Disallowed communication in v0:

  • planner and executor sharing a live chat context
  • executor seeing hidden evaluator scoring details
  • evaluator accepting executor's explanation without running tests
  • any role mutating accepted state directly

Version Model

The v0 version store is Git.

Abstract state:

accepted_version_n
  -> sandbox_experiment_n+1
      -> candidate_commit_n+1
          -> accepted: promote to accepted_version_n+1
          -> rejected: keep failed ledger, roll back to accepted_version_n

Required version records:

  • accepted commit before the run
  • sandbox branch or worktree path
  • candidate commit
  • patch diff
  • decision
  • rollback target

Failed experiments are not erased. Their runtime effects are discarded, but their evidence remains in the ledger.

Sandbox Model

Every experiment runs in a sandbox created from the latest accepted version.

v0 sandbox requirements:

  • only repo-local file mutations are allowed
  • network access is disabled unless explicitly configured by the host
  • secrets are not mounted by default
  • production state is not mounted
  • evaluator runs from a clean checkout or clean worktree
  • promotion happens only through the governor

The sandbox is a boundary around observation, modification, and testing, not only around command execution.

Ledger Layout

Recommended filesystem layout:

evolution-ledger/
  goal.yaml
  accepted/
    current_commit.txt
  runs/
    0001/
      planner_input.json
      plan.json
      executor_input.json
      patch.diff
      candidate_commit.txt
      evaluator_input.json
      evaluation.json
      decision.json
      reflection.json
  failed/
    0001-summary.json

The ledger must be sufficient for an external auditor to reconstruct what happened without reading private chat state.

Goal Spec

Minimal goal fields:

name: token-ignition-review-evolution
objective: Improve evaluator accuracy while minimizing implementation complexity.
target_metrics:
  talent_detection_accuracy: maximize
  false_positive_rate: minimize
  false_negative_rate: minimize
  reproducibility_score: maximize
  complexity_score: minimize
constraints:
  only_modify_repo_files: true
  require_sandbox: true
  require_git_versioning: true
  max_iterations: 20
  max_wall_time_minutes: 60
acceptance:
  require_existing_tests_pass: true
  require_golden_set_non_regression: true
  require_audit_log: true

Promotion Rule

A candidate version can be promoted only if all hard constraints pass.

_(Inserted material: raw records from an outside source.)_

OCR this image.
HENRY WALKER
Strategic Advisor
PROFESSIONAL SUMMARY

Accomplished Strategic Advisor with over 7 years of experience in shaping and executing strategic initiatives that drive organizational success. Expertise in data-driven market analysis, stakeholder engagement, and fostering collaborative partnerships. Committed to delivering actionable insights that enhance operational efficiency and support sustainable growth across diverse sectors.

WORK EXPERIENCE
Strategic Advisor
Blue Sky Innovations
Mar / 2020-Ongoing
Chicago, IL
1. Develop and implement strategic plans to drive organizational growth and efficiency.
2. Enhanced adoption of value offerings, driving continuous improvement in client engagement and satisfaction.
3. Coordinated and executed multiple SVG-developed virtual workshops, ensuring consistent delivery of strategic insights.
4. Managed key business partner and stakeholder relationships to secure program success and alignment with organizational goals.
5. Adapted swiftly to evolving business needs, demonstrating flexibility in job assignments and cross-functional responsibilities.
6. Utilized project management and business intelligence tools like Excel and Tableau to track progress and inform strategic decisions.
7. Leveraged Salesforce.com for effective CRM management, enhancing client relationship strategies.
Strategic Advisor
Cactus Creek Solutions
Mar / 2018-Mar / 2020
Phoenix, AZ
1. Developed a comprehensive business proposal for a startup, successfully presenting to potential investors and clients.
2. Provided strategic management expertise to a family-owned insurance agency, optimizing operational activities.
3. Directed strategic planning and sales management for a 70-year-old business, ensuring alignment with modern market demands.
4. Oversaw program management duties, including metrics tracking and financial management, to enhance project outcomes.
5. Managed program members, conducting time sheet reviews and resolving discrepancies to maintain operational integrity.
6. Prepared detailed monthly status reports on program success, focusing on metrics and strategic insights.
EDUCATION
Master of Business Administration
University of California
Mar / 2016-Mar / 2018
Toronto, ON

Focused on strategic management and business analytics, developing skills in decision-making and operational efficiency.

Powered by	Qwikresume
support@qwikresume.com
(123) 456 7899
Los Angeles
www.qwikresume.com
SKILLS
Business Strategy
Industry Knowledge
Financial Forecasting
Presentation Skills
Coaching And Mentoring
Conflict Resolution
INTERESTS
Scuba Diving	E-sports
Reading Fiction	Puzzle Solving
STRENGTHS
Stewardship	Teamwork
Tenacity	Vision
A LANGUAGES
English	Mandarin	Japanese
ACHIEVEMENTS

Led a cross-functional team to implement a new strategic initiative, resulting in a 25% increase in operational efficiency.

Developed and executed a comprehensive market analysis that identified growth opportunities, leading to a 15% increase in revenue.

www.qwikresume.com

After hard constraints pass, the governor compares the candidate against the accepted baseline using the host's fitness function.

Example:

fitness =
  talent_detection_accuracy
  + reproducibility_score * 0.25
  - false_positive_rate * 0.5
  - false_negative_rate * 0.75
  - complexity_penalty * 0.2

The exact function is host-specific, but it must be declared before evaluation.

Reflection

Reflection is not proof. It is compressed learning for future planning.

A reflection should capture:

  • what changed
  • what improved
  • what regressed
  • why the governor accepted or rejected the candidate
  • what future planners should avoid
  • what follow-up experiment is suggested

Reflection must be linked to metrics and commits.

Minimal V0 Scope

The first implementation should support:

  • Git-backed versioning
  • local worktree sandbox
  • file-based ledger
  • three role prompts or adapters
  • deterministic governor
  • host-provided test commands
  • host-provided golden set
  • rollback by deleting or abandoning failed worktree branches

It should not support production deployments, database mutation, credentialed network actions, or hidden evaluator state in v0.